[BUG]: InstallAppleCertificate@2 fails to expose APPLE_CERTIFICATE_SHA1HASH

[bengavin]

New issue checklist

• [X] I searched for existing GitHub issues
• [X] I read pipeline troubleshooting guide
• [X] I checked how to collect logs

Task name

InstallAppleCertificate

Task version

2

Issue Description

During execution of the InstallAppleCertificate task, a variable is 'set' which holds the SHA hash of the certificate as loaded. This variable is not accessible by later tasks. For certificates which have a signing identity containing certain not-command-line-safe characters, it becomes necessary to use the hash / thumbprint to identify the signing identity.

Environment type (Please select at least one enviroment where you face this issue)

• [ ] Self-Hosted
• [X] Microsoft Hosted
• [ ] VMSS Pool
• [ ] Container

Azure DevOps Server type

dev.azure.com (formerly visualstudio.com)

Azure DevOps Server Version (if applicable)

No response

Operation system

macos-14

Relevant log output

##[debug]P12 common name (CN): Apple Distribution: Problematic Name With a Comma, Inc. (abc123blahblah)
##[debug]NotBefore: Tue Oct 10 2023 13:43:06 GMT+0000 (Coordinated Universal Time)
##[debug]NotAfter: Wed Oct 09 2024 13:43:05 GMT+0000 (Coordinated Universal Time)
##[debug]certSigningIdentity=undefined
##[debug]Agent.Version=3.241.0
##[debug]set task variable: APPLE_CERTIFICATE_SHA1HASH=...actual cert thumbprint...
##[debug]Processed: ##vso[task.settaskvariable variable=APPLE_CERTIFICATE_SHA1HASH;issecret=false;]...actual cert thumbprint...

Full task logs with system.debug enabled

No response

Repro steps

- Create build YAML file
- Add properly configured InstallAppleCertificate@2 task
- Add any task which needs the signing identity, reference the $(APPLE_CERTIFICATE_SHA1HASH) variable
- Notice it isn't replaced with the actual value

[KonstantinTyukalov]

Thanks for the reporting!
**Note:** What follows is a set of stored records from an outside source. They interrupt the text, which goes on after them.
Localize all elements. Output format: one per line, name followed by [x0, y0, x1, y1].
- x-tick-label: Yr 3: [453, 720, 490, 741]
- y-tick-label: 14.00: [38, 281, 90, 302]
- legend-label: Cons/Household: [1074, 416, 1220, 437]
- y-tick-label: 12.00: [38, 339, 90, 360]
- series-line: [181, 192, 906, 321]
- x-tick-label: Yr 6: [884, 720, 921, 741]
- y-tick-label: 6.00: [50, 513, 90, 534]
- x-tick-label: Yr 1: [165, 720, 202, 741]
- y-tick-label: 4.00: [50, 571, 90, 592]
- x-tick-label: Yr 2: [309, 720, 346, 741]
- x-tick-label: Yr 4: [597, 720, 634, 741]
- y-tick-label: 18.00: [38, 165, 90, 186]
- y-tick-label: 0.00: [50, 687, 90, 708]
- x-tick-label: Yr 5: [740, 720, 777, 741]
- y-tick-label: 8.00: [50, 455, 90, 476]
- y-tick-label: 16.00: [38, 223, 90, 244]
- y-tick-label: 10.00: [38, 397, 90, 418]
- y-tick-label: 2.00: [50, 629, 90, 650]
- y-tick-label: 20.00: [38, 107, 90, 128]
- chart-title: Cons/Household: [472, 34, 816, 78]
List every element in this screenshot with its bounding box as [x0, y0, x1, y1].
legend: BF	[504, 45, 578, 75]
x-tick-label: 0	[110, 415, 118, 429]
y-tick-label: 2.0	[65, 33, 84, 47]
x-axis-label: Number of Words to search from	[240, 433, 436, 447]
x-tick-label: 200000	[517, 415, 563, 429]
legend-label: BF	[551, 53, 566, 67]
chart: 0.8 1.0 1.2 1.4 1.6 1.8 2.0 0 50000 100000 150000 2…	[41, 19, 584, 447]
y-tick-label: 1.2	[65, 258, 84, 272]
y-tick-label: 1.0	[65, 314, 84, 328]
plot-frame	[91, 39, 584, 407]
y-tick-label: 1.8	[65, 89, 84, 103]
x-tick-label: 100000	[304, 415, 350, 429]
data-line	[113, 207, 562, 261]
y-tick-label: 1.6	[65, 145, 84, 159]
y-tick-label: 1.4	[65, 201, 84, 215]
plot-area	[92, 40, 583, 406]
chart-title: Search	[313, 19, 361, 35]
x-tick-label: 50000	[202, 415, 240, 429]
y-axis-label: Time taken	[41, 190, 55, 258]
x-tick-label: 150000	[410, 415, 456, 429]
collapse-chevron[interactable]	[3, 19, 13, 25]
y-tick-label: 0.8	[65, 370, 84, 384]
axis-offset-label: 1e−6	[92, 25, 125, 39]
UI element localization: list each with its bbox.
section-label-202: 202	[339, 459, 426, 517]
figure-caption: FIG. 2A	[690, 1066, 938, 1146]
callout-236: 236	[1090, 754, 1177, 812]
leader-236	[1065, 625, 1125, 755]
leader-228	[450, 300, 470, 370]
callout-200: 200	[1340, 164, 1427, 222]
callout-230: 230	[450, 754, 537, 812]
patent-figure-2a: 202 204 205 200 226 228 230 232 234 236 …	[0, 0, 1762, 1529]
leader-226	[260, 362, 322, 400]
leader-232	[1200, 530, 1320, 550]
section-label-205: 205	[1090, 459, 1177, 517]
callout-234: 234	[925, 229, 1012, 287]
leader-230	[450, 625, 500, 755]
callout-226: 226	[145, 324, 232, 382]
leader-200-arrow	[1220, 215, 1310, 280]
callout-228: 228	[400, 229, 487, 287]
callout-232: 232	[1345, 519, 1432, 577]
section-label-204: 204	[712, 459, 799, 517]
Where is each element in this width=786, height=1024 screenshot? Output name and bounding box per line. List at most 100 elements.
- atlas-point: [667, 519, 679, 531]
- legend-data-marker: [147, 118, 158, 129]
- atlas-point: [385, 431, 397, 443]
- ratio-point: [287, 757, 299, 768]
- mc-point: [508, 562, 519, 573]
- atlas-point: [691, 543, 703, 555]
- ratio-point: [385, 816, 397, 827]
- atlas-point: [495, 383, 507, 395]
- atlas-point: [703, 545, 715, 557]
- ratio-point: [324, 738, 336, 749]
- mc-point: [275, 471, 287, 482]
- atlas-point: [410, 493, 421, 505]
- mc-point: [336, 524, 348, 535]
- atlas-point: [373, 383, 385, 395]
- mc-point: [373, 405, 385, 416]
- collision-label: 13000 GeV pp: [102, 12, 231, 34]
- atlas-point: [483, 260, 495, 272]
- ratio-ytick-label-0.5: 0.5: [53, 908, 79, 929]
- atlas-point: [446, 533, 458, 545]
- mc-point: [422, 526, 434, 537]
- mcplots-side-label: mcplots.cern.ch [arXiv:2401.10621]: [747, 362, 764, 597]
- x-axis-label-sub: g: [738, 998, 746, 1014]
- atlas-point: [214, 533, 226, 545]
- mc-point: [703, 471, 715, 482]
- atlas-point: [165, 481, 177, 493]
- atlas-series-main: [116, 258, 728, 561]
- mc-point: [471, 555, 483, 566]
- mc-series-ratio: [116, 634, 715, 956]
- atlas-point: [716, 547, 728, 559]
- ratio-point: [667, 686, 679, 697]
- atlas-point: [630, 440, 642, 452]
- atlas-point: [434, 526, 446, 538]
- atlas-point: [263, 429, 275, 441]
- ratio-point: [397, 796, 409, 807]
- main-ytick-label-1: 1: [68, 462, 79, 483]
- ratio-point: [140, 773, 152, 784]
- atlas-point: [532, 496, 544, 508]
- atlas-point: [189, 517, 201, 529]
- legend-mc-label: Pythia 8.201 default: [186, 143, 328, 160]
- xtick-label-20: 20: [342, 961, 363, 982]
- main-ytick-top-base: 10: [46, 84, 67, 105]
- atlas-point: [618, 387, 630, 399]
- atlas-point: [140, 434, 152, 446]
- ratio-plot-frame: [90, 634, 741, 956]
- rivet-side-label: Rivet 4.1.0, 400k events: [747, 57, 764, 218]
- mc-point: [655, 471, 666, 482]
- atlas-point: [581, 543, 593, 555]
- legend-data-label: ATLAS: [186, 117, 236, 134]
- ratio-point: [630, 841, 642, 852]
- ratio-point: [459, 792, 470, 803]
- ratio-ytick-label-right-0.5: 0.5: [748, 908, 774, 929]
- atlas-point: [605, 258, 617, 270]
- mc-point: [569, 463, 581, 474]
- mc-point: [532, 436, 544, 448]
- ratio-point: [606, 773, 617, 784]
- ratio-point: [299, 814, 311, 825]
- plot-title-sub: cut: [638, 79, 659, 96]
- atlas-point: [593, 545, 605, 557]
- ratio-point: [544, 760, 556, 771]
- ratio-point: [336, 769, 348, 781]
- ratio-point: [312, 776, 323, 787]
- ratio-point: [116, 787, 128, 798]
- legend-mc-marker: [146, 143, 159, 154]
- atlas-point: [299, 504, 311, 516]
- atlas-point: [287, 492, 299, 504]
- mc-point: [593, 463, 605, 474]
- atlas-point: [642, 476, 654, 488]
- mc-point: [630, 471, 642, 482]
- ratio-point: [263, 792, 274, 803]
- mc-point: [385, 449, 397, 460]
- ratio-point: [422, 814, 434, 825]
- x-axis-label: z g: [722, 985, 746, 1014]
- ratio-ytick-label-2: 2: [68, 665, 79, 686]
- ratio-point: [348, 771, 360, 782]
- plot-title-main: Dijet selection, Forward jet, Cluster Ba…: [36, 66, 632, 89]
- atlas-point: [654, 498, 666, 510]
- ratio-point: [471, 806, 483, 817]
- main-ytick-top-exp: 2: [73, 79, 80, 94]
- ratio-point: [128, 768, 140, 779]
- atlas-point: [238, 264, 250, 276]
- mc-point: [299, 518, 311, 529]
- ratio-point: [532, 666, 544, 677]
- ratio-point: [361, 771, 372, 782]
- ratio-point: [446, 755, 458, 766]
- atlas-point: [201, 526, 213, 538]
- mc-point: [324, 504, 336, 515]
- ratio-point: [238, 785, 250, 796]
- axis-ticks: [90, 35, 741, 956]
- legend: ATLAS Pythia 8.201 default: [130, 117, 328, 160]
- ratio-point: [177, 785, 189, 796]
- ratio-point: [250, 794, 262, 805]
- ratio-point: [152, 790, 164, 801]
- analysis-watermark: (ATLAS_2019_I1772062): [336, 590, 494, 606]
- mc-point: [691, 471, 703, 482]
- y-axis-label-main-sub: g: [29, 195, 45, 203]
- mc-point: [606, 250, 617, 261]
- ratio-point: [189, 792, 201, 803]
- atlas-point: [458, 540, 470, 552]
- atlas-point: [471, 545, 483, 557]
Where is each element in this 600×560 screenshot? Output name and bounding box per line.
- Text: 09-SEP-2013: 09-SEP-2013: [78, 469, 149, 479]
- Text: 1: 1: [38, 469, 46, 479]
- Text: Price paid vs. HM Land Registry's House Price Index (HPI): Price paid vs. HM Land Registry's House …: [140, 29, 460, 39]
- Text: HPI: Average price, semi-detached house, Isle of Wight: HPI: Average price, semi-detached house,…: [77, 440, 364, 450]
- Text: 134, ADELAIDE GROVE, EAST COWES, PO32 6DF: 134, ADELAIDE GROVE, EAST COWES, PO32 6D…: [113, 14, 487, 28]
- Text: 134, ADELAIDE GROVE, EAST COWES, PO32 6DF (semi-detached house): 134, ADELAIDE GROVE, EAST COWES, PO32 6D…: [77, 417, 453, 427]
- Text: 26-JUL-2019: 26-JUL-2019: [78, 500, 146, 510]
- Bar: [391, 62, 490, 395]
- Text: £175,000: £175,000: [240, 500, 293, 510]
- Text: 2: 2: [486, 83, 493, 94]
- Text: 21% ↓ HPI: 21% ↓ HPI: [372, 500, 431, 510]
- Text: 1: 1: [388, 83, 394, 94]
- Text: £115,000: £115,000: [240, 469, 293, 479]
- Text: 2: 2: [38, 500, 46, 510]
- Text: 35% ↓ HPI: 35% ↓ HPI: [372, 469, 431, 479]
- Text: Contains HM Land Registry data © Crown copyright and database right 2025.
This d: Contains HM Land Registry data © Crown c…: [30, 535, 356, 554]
We are working on higher priority issues, but we'll get back to this on soon

[bengavin]

@KonstantinTyukalov - in the off chance it helps, I put together a PR that should resolve the issue. It also does some 'cleanup?' which may or may not be needed and Code Spaces doesn't like the Node10 stuff and I wasn't certainly exactly how to get rid of Node10 support entirely, so likely some work to do there yet.